問7、毎年、償還されてくる米国債の額は、今のレート換算でいくらか。それを全部、円転すると、毎年、差益はいくら出てくるか。

(政府答弁)
問4及び問7について

 外国為替資金特別会計が保有する外貨資産の運用の詳細については、金融・為替市場に不測の影響を与えるおそれがあるため、政府としてお答えすることは差し控えたい。また、お尋ねの「そのような国が変動相場制をとる先進国であるのか」については、諸外国の外貨準備の運用の詳細に関わる事項であり、承知していない。


問5、満期に至らない米国債売りは、為替介入と米国に受け取られてもやむを得ないが、満期になって償還されるドルを何に使おうが、為替介入とは異なり、主権国家の自由ではないか。行き過ぎた円安の是正効果もあるし、米国にとっても、トランプ大統領が望むドル高是正効果もある。

問10、これまで八や九のようなプラクティスをしてきたのは、ひとえに米国への忖度ではないのか。米国債が満期になって償還されてくるドルまで、主権国家たる日本が、その運用につき、米国の了承を得なければならないのか。

(政府答弁)
問5及び問10について

 外国為替資金特別会計が保有する外貨資産の運用の詳細については、金融・為替市場に不測の影響を与えるおそれがあるため、政府としてお答えすることは差し控えたい。その上で、同特別会計が保有する外貨資産については、本邦通貨の外国為替相場の安定を実現するために必要となる外国為替等の売買等を円滑に行うため、安全性及び流動性に最大限留意した運用を行うこととしており、同特別会計が保有する外貨資産の運用については、こうした方針の下、我が国の判断により行っているものである。


問6、今の外貨準備の「為替差益」「含み益」はいくらか。

(政府答弁)
 お尋ねの「為替差益」及び「含み益」の具体的に意味するところが必ずしも明らかではないが、外国為替資金特別会計の和六年度決算における貸借対照表上の外国為替等の評価益に相当する外国為替等評価損益及び外国為替等繰越評価損益の合計額は約50兆3000億円となっている。

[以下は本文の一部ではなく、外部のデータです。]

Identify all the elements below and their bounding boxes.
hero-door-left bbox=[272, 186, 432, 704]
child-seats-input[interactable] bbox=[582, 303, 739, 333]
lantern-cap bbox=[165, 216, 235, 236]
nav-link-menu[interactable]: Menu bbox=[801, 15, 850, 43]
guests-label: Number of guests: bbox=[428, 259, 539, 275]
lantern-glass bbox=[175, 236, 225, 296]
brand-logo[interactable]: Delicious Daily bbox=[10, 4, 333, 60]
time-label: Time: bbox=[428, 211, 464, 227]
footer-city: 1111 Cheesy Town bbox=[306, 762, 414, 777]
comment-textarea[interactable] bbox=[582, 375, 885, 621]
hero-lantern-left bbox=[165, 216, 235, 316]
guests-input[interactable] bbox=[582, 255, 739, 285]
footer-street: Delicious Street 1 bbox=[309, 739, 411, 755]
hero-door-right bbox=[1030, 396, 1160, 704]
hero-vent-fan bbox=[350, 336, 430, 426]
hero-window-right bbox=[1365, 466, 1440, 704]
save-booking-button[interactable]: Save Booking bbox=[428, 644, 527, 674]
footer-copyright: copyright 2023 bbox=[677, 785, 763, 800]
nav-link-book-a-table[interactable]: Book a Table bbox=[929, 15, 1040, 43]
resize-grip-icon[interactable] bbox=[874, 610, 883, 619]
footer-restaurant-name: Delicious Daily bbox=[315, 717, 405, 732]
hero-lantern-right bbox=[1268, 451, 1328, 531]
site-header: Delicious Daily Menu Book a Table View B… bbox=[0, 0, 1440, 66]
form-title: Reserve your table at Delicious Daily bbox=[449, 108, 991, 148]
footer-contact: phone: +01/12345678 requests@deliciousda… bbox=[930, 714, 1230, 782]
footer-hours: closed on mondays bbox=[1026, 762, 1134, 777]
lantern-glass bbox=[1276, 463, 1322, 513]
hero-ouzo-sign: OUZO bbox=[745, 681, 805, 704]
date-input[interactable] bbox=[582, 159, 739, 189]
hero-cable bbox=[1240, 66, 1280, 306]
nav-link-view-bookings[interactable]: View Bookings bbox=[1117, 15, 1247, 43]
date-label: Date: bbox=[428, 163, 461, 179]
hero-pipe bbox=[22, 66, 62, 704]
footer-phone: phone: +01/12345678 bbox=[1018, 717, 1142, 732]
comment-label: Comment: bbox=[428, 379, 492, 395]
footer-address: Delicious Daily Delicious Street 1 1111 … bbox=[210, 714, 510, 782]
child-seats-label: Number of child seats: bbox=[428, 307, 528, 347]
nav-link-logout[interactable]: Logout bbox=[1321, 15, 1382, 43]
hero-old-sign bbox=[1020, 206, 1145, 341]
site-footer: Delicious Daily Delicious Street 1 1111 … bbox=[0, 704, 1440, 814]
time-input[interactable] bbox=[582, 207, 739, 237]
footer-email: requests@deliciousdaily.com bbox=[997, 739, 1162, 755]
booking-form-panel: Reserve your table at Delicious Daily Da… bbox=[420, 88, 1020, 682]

問11、百歩譲って、米国債の償還金を円転するのが、実質上の為替介入になるというのであれば、輸入企業のドル建て取引に米国債の償還金($)を貸付け、その企業から円で返済させるとか、償還金($)を活用して、政府予算のドル払いをすればいいのではないか。(例:防衛資機材(2023年度60億$)、無償資金協力(同3億$))

(政府答弁)
 お尋ねの「(例:防衛資機材(2023年度60億$)、無償資金協力(同3億S))」の具体的に意味するところが必ずしも明らかではないが、外国為替資金特別会計の保有する外貨資産の貸付けの対象は、特別会計に関する法律(平成19年法律第23号)第76条第2項に規定する金融機関に限定されていることから、お尋ねの「輸入企業」に対し「貸付け」を行うことは困難である。また、同特別会計の歳出項目は、同法において、外国為替資金の運営に要する経費等に限定されていることから、同特別会計においてお尋ねの「政府予算のドル払い」を行うことは困難である。